Purpose The hypothesis is that proximal flow control with a balloon guide catheter (BGC) in the cervical internal carotid artery (ICA) during mechanical thrombectomy will reduce the amount of distal emboli.

Materials and Methods The model system included a true-to-scale vascular replica of the ICA/middle cerebral artery (MCA), an embolus analog (EA), and physiologically relevant flow loop. The flow loop provided a reproducible physiologic hemodynamics, and the replica was constructed based on human anatomy with moderate tortuosity to allow for realistic device tracking. The EA was injected into the system and reproducibly created an MCA occlusion. We had four experimental groups with two independent variables: 1. EA type—two EAs were used (“hard” vs “soft”)1 and 2. Use of BGC. The endpoints included the recanalization rate, the amount of flow restored and the risk of the embolic shower as indicated by the size distribution of the distal EA fragments. Characterization of the shed EA fragments produced during mechanical thrombectomy was conducted by Coulter principle, and grouped into three categories: fragments with a diameter 1. >1 mm, 2. Between 200 μm and 1 mm, and 3. <200 μm. The rate of flow restored was measured by flow sensors. A total of 40 experimental procedures were performed (n=10 per group). The Merci V-family of devices was deployed according to manufacturer's instructions. The maximum number of allotted thrombectomy attempts was 3 in each experiment.

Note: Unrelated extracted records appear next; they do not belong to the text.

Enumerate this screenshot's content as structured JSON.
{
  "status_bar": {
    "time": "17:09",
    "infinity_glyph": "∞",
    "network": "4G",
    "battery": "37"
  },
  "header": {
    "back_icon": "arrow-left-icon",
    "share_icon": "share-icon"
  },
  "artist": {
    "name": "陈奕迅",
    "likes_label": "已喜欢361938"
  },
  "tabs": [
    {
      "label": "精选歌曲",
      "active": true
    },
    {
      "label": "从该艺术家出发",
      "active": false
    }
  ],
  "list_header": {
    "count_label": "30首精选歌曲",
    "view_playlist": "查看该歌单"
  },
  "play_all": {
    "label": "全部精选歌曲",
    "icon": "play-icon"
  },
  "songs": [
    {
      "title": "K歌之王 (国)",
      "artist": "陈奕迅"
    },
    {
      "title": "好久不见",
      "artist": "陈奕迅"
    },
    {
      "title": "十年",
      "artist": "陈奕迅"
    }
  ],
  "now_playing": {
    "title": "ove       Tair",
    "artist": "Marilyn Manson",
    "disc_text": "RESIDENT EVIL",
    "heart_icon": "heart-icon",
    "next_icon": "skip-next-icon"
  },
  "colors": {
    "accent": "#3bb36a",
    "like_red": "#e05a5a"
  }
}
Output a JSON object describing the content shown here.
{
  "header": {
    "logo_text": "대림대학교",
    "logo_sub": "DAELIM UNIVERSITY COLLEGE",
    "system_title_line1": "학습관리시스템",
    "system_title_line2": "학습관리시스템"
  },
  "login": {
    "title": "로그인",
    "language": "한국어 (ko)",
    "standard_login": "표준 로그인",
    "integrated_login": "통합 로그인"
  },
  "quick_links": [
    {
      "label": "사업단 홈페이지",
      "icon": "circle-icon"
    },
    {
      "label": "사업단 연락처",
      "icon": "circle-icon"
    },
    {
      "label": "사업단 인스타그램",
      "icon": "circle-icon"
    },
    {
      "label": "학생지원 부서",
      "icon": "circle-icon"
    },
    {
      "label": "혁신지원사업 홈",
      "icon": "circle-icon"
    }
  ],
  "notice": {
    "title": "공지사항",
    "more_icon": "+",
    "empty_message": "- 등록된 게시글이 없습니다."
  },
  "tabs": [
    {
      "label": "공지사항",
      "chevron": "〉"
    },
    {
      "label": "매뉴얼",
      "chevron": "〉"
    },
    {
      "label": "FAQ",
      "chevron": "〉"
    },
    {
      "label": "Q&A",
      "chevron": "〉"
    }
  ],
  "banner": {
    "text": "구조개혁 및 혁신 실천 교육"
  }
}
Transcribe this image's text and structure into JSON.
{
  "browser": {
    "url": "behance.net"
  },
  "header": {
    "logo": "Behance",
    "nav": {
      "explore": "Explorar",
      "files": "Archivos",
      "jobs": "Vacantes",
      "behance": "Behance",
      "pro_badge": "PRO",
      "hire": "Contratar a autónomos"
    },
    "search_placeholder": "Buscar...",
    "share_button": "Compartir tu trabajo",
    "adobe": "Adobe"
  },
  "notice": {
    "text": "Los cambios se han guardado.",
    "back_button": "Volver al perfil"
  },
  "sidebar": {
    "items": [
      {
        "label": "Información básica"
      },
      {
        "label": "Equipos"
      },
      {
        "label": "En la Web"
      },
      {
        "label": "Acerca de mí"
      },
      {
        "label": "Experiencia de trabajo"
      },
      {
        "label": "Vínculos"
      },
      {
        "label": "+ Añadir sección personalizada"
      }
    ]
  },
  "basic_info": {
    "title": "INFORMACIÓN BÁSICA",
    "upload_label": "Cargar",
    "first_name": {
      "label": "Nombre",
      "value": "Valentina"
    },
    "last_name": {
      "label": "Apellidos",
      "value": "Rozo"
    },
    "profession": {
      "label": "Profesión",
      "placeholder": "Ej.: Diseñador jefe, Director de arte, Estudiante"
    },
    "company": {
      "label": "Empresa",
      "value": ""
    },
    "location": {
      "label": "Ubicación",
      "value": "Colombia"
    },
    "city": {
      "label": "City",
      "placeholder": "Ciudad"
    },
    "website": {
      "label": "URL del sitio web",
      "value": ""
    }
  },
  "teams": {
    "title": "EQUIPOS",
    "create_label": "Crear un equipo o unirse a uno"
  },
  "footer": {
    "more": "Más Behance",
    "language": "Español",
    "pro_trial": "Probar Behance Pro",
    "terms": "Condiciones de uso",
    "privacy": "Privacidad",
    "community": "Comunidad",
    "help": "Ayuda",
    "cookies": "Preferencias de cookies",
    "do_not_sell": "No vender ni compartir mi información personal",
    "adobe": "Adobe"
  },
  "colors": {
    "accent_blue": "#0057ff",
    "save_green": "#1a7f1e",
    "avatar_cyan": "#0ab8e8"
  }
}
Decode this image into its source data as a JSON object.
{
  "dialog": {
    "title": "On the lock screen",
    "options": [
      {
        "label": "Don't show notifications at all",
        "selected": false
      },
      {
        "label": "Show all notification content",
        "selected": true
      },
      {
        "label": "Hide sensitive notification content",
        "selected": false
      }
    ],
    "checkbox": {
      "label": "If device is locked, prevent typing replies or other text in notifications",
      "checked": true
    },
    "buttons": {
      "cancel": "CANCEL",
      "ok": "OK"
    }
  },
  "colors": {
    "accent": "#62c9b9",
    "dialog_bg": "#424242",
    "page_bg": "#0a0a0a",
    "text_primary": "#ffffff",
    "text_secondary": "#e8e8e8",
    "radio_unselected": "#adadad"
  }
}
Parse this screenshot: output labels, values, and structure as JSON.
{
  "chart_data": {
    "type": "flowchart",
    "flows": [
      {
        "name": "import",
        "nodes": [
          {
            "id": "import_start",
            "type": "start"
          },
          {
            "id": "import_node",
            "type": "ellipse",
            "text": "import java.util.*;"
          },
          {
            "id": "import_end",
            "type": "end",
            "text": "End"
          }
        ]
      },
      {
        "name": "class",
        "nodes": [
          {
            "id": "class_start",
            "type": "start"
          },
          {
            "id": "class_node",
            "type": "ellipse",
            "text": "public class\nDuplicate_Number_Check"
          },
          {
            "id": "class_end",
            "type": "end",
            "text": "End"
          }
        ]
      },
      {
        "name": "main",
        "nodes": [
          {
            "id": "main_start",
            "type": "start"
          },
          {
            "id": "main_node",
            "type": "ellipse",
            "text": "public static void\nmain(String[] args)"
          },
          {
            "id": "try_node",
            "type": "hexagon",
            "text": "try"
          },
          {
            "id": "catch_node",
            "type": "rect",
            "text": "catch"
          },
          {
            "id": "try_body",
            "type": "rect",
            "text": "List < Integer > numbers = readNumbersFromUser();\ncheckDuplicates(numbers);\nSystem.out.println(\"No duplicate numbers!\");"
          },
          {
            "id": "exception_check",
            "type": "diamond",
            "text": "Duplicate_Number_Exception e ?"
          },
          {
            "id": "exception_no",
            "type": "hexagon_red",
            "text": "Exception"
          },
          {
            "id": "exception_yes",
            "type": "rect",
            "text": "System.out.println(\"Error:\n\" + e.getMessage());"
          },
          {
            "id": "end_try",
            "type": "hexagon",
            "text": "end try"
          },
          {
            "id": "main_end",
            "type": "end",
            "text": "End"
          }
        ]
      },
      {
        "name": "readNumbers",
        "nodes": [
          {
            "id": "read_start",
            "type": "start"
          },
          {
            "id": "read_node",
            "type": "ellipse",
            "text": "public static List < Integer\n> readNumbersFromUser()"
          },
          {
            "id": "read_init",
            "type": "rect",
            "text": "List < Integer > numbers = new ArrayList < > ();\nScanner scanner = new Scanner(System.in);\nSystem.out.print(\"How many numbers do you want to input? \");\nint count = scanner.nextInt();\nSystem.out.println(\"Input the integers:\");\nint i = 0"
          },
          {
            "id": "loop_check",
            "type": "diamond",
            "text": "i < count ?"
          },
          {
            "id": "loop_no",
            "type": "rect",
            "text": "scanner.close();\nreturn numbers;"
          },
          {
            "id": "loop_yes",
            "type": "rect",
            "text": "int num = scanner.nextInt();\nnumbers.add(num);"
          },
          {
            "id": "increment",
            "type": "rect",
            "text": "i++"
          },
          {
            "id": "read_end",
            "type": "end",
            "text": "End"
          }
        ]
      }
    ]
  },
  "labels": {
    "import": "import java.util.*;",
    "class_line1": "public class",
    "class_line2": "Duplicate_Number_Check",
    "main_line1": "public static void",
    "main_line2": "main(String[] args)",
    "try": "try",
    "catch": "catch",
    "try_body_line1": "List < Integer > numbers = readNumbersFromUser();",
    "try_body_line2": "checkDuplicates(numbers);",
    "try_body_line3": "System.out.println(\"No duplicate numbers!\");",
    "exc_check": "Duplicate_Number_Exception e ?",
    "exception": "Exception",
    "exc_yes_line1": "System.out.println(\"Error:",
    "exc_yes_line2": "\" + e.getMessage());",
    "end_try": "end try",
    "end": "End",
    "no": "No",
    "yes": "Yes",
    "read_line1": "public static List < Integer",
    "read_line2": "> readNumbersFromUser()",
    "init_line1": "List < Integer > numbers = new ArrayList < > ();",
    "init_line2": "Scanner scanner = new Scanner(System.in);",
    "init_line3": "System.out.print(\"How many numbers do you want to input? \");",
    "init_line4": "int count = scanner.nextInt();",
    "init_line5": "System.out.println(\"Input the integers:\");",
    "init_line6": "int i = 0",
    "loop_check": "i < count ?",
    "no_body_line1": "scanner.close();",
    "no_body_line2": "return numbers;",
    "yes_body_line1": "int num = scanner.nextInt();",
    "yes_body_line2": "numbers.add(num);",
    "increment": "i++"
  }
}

Results All the procedures that were performed to clear the hard EA through a BGC with the use of Merci v2 soft Retriever achieved complete flow restoration (average number of passes: 1.1), giving a recanalization rate of 100%. With the absence of proximal flow control, the Merci retriever was not able to retain the hard EA within the helix loop during retrieval in 6 out of 10 experiments (40% recanalization rate, average number of passes: 2.3) regardless of the device selected (v2 soft, v2.5 soft or v2.5 firm). Dislodgement of the hard EA was frequently seen when the device was passing the ICA siphon. In our model system, the Merci V2 soft retriever achieved 100% recanalization after a single pass in all experiments with the soft EA, with or without using the BGC. Large distal emboli (>1 mm) were found in the following groups: hard EA without BGC (23 emboli), soft EA without BGC (7 emboli) and soft EA with BGC (2 emboli). Temporary proximal flow arrest significantly reduced the production of small distal emboli (<200 μm) generated from the soft EA (p<0.0001). In the groups without use of the BGC, more distal emboli (<200 μm) were generated for the hard vs the soft EA (<200 μm) (p<0.001).

Conclusion Proximal flow control reduced the number of thrombectomy attempts and increased the recanalization rate in the hard EA occlusions. As compared to the soft EA, the increased stiffness and lack of elasticity of the hard EA may account for the lower recanalization rate. The risk of distal embolization was reduced with the use of BGC.

Competing interests J Chueh: None. A Kuhn: None. S Wilson: Concentric Medical. C Estrada: Concentric Medical. M Gounis: Concentric Medical, Stryker Neurovascular.

Reference 1. Chueh et al. AJNR 2011;32:1237.